Conference Reports: International Conference in Machine Learning (ICML) 2023
Sonja Kraiczy (University of Oxford, https://sonja.uk)
I attended ICML 2023, held from July 23rd to July 29th, 2023, at the Hawaii Convention Center on Oahu, the Hawaiian Island. My main reason for attending was to present a
paper accepted at the main conference. The paper, titled "Properties of the Mallows Model Depending on the Number of Alternatives: A Warning for an Experimentalist," is a
collaborative effort with Piotr Faliszewski and Nicolas Boehmer. This collaboration began during a research visit that Niclas and I made to Professor Piotr Faliszewski in Krakow in August 2022 and is still ongoing.
On the research I presented
The part of our work that I presented focused on analyzing a widely used random model for ranked data. We explored this model both theoretically and in its applicability to real-world scenarios where the number of ranked items can vary. This model, characterized by a fixed parameter, is often used in the literature to generate realistic data for evaluating algorithmic properties, among other things. We compared the fixed parameter approach with similar methods as the number of items increased and explored the concept of rescaling the parameter based on the number of items. The two models yielded different theoretical predictions for various properties of the data. This allowed us to examine real-world datasets with varying item counts and compare their statistics to the predictions of each model. Our findings led us to caution against relying solely on the fixed parameter assumption and recommend using the scaled model for simulations by default.
paper
Properties of the Mallows Model Depending on the Number of Alternatives
poster
Perks of a large conference with a broad audience
I presented our work in the form of a poster during the afternoon session on the third day of the main conference. What made this experience particularly valuable was the diverse audience at ICML. Our research falls into one of the many specialized areas represented at the conference, which resulted in a wide range of interdisciplinary interactions. Not only did machine learning researchers visit my poster, but I also got to talk to a neuroscience student and people from the tech or finance industry, which helped give a broader perspective on the research; People with different backgrounds are not accustomed to common approaches in our area and may offer a fresh and unbiased perspective. This was in stark contrast to our presentation of the same paper at the non-archival workshop COMSOC 2023, where the audience was more narrowly focused. In my opinion, nurturing both types of interactions is essential for academic growth.

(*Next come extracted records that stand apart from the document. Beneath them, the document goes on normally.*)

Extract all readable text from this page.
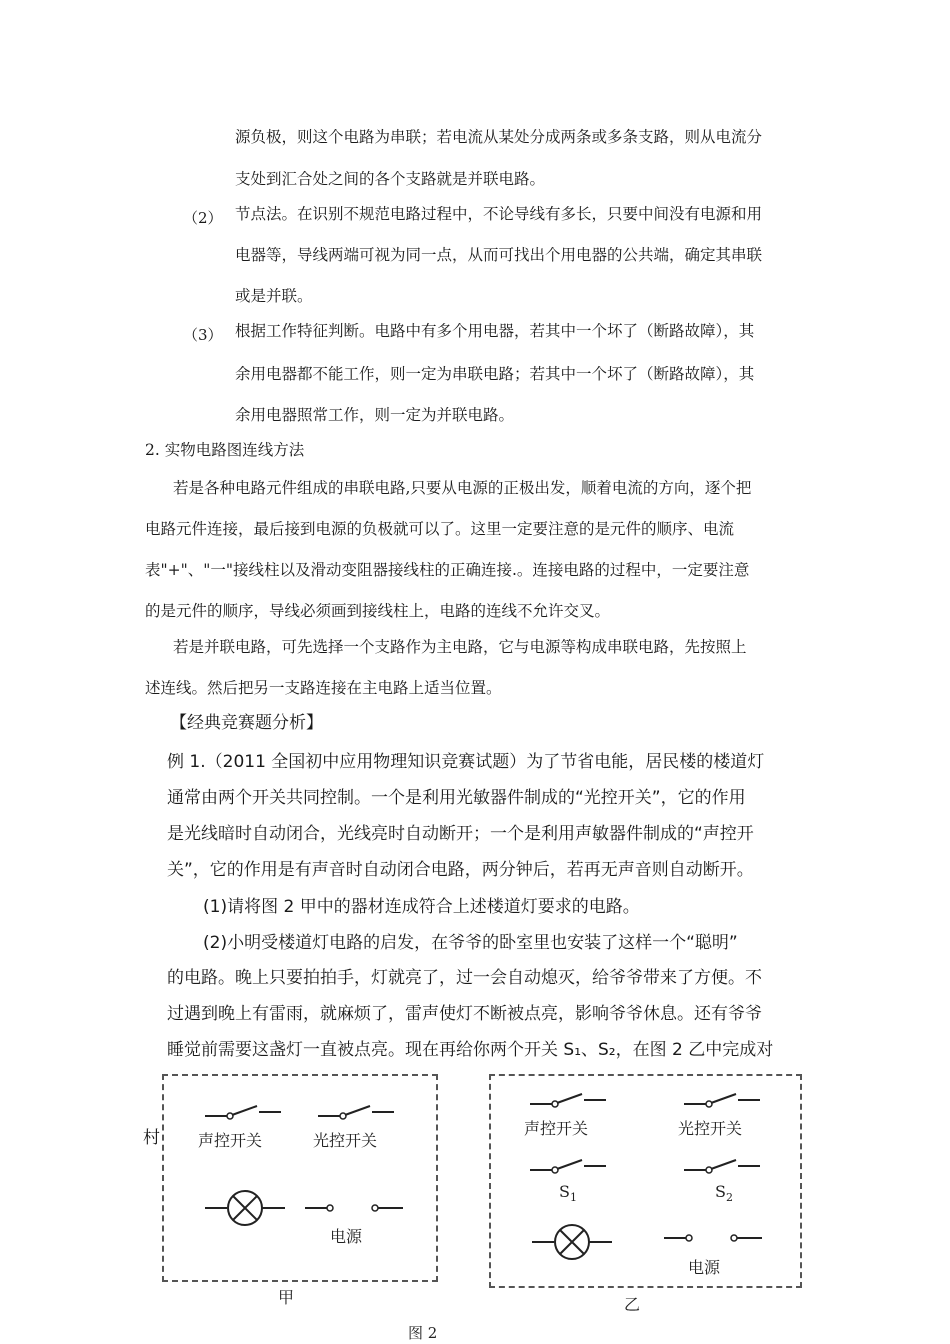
源负极，则这个电路为串联；若电流从某处分成两条或多条支路，则从电流分
支处到汇合处之间的各个支路就是并联电路。
（2） 节点法。在识别不规范电路过程中，不论导线有多长，只要中间没有电源和用
电器等，导线两端可视为同一点，从而可找出个用电器的公共端，确定其串联
或是并联。
（3） 根据工作特征判断。电路中有多个用电器，若其中一个坏了（断路故障），其
余用电器都不能工作，则一定为串联电路；若其中一个坏了（断路故障），其
余用电器照常工作，则一定为并联电路。
2. 实物电路图连线方法
若是各种电路元件组成的串联电路,只要从电源的正极出发，顺着电流的方向，逐个把
电路元件连接，最后接到电源的负极就可以了。这里一定要注意的是元件的顺序、电流
表"+"、"一"接线柱以及滑动变阻器接线柱的正确连接.。连接电路的过程中，一定要注意
的是元件的顺序，导线必须画到接线柱上，电路的连线不允许交叉。
若是并联电路，可先选择一个支路作为主电路，它与电源等构成串联电路，先按照上
述连线。然后把另一支路连接在主电路上适当位置。
【经典竞赛题分析】
例 1.（2011 全国初中应用物理知识竞赛试题）为了节省电能，居民楼的楼道灯
通常由两个开关共同控制。一个是利用光敏器件制成的“光控开关”，它的作用
是光线暗时自动闭合，光线亮时自动断开；一个是利用声敏器件制成的“声控开
关”，它的作用是有声音时自动闭合电路，两分钟后，若再无声音则自动断开。
(1)请将图 2 甲中的器材连成符合上述楼道灯要求的电路。
(2)小明受楼道灯电路的启发，在爷爷的卧室里也安装了这样一个“聪明”
的电路。晚上只要拍拍手，灯就亮了，过一会自动熄灭，给爷爷带来了方便。不
过遇到晚上有雷雨，就麻烦了，雷声使灯不断被点亮，影响爷爷休息。还有爷爷
睡觉前需要这盏灯一直被点亮。现在再给你两个开关 S₁、S₂，在图 2 乙中完成对
村 声控开关	光控开关
电源
甲
声控开关	光控开关
$S_1$	$S_2$
电源
乙
图 2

Talks and research that inspire
ICML was the first conference I ever attended, and I had the privilege of attending for the second time this year. What struck me most was is palpable sense of excitement (and worry) that permeates the conference. It always feels like a beacon for research that is leading us straight into the future. The impact of ICML was particularly evident through its invited speakers in fields such as genetics, climate science, and social impact. These speakers provided valuable insights and inspired us to align our research with their respective domains.I was particularly excited to attend a talk by Nobel Prize laureate Jennifer Doudna. She received the Nobel Prize in Chemistry in 2020 for her work on the development of the CRISPR-Cas9 gene-editing technology, jointly with Emmanuelle Charpentier. CRISPR-Cas9 is a groundbreaking gene-editing tool that has revolutionized genetic research and biotechnology. Jennifer Doudna discussed how machine learning research could collaborate with genetics to advance our understanding of genetics and potentially cure genetic diseases, following the successful example of Sickle Cell disease. Similarly, Shakir Mohamed from Google DeepMind addressed the challenges in climate science and how Machine Learning can enhance our understanding and prediction of climate phenomena. These experiences have inspired me to explore the role of machine learning and large language models in the fields of algorithmic game theory and algorithmic social choice in future research. Obtaining elaborate data on people’s preferences can be infeasible due to cognitive constraints and unfortunately, the quality of the decision suffers if it relies on lower quality data. Large language models could potentially serve as intermediaries to extract and predict preferences from interactions, overcoming possibly the major limitation of our research area.
Opportunities and social activities
The conference’s setting in Hawaii added a unique dimension to the experience. Attendees used the ICML app to organize activities such as snorkeling and hiking in the mornings before the conference. After the conference, various meet-ups brought together individuals with shared interests, whether for activities, research discussions, or networking within specific institutions or companies. Additionally, some attendees had the opportunity to attend complimentary dinners hosted by prominent companies, providing a chance to engage in discussions with industry experts and fellow attendees. I had great fun at both the Google Research and Jane Street dinners. My visit ended with trying surfing for the first time with PhD students from all over the globe. I thank AISB for their financial support, which helped make my visit to ICML possible.
About the Author
Sonja Kraiczy is a PhD Student at Oxford University University supervised by Professor Edith Elkind. Her research lies in the area of algorithmic social choice and algorithmic game theory. Previously, she read for an MSc in Mathematics and Foundations of Computer Science at Oxford University she completed her undergraduate degree in Mathematics and Computer Science at the University of Glasgow.